Do mito à realidade
A crise — de
hoje e de todos os tempos
Este velho continente sofreu convulsões várias e
crises, mais ou menos duradouras, ao longo de todas as épocas.
A visão de
alguns escritores — Recordando apenas os mais recentes:
— No final do século XIX, Eça de Queirós, crítico,
mas optimista, acha que tudo mudará, tal como as estações do ano:
“É que a
sociedade assemelha-se à Natureza. E na Europa, como em qualquer espesso
bosque, num fundo de vale, um momento vem em que tudo decai e fenece: — os
ramos secam e racham, os mais altos carvalhos tombam de velhice, mil podridões
fermentam, o solo desaparece sob os destroços, a obscuridade aterra, um longo
soluço passa no vento. E, a quem então o atravesse, o bosque afigura-se na
verdade coisa confusa, arruinada e medonha. E todavia, tudo isso — é
simplesmente Dezembro. É a vida; é a ordem. Das ramagens apodrecidas já se
estão nutrindo as sementes que hão-de ser árvores: e através das decomposições
conserva-se a seiva, que tudo fará reflorir e reverdecer, quando Março chegar.”
Eça de Queirós, “A Europa”, in Notas
Contemporâneas
(texto publicado na Gazeta de Lisboa, em 2 de Abril de 1888)
(texto publicado na Gazeta de Lisboa, em 2 de Abril de 1888)
— Mais tarde, nas primeiras décadas do século XX, Fernando
Pessoa não é tão optimista:
As nossas crises particulares procedem desta crise geral. A nossa crise
política é o sermos governados por uma maioria que não há. A nossa crise moral
é que desde 1580 - fim da Renascença em nós e de nós na Renascença - deixou de
haver indivíduos em Portugal para haver só portugueses. Por isso mesmo acabaram
os portugueses nessa ocasião. Foi então que começou o português à antiga
portuguesa, que é mais moderno que o português, e é o resultado de estarem
interrompidos os portugueses. A nossa crise intelectual é simplesmente o não
termos consciência disto. (13-10-1923)
Fernando Pessoa, Ultimatum e Páginas de Sociologia Política (Recolha de textos de Maria Isabel Rocheta e Maria Paula Morão.
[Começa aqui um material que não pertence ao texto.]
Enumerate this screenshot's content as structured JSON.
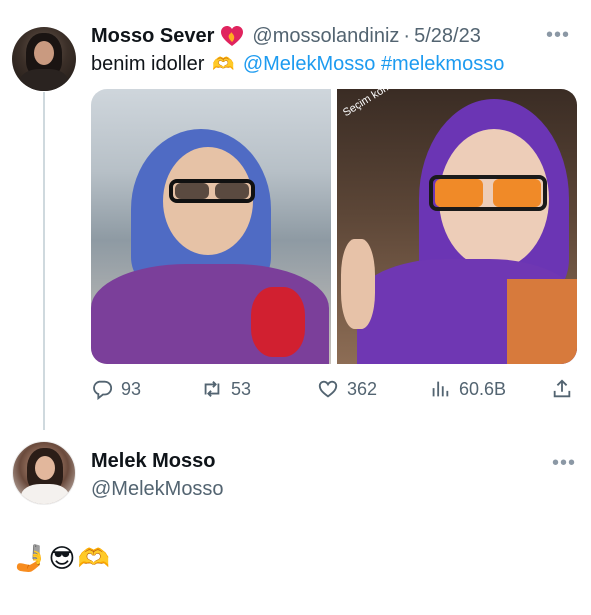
{
  "tweet": {
    "author_name": "Mosso Sever",
    "author_handle": "@mossolandiniz",
    "separator": "·",
    "date": "5/28/23",
    "more_icon": "•••",
    "text_prefix": "benim idoller",
    "hands_emoji": "🫶",
    "mention": "@MelekMosso",
    "hashtag": "#melekmosso",
    "photo_caption": "Seçim kombinim hazır",
    "actions": {
      "replies": "93",
      "retweets": "53",
      "likes": "362",
      "views": "60.6B"
    }
  },
  "reply": {
    "author_name": "Melek Mosso",
    "author_handle": "@MelekMosso",
    "more_icon": "•••",
    "text": "🤳😎🫶"
  },
  "colors": {
    "link": "#1d9bf0",
    "muted": "#536471",
    "thread_line": "#cfd9de"
  }
}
Introdução e
organização de Joel Serrão.) Lisboa, Ática, 1980.
— Em época mais recente, é Vergílio Ferreira que deixa escrito:
“Que é que se segue? É a pergunta que todos fazemos, ainda que a não façamos. Porque não se trata de uma “crise” em que se sabe que um valor vai render outro que se “gastou”. Não se trata de uma “crise” mas de uma “mutação” que se funda no imprevisível e não depende de um status quo ante como impulso para um status novo. Assim o pensar de hoje anda desnorteado e a procurar nos restos do que passou alguma coisa que sirva como o faz a farrapeira.”
Vergílio Ferreira, Escrever, Bertrand, 2001.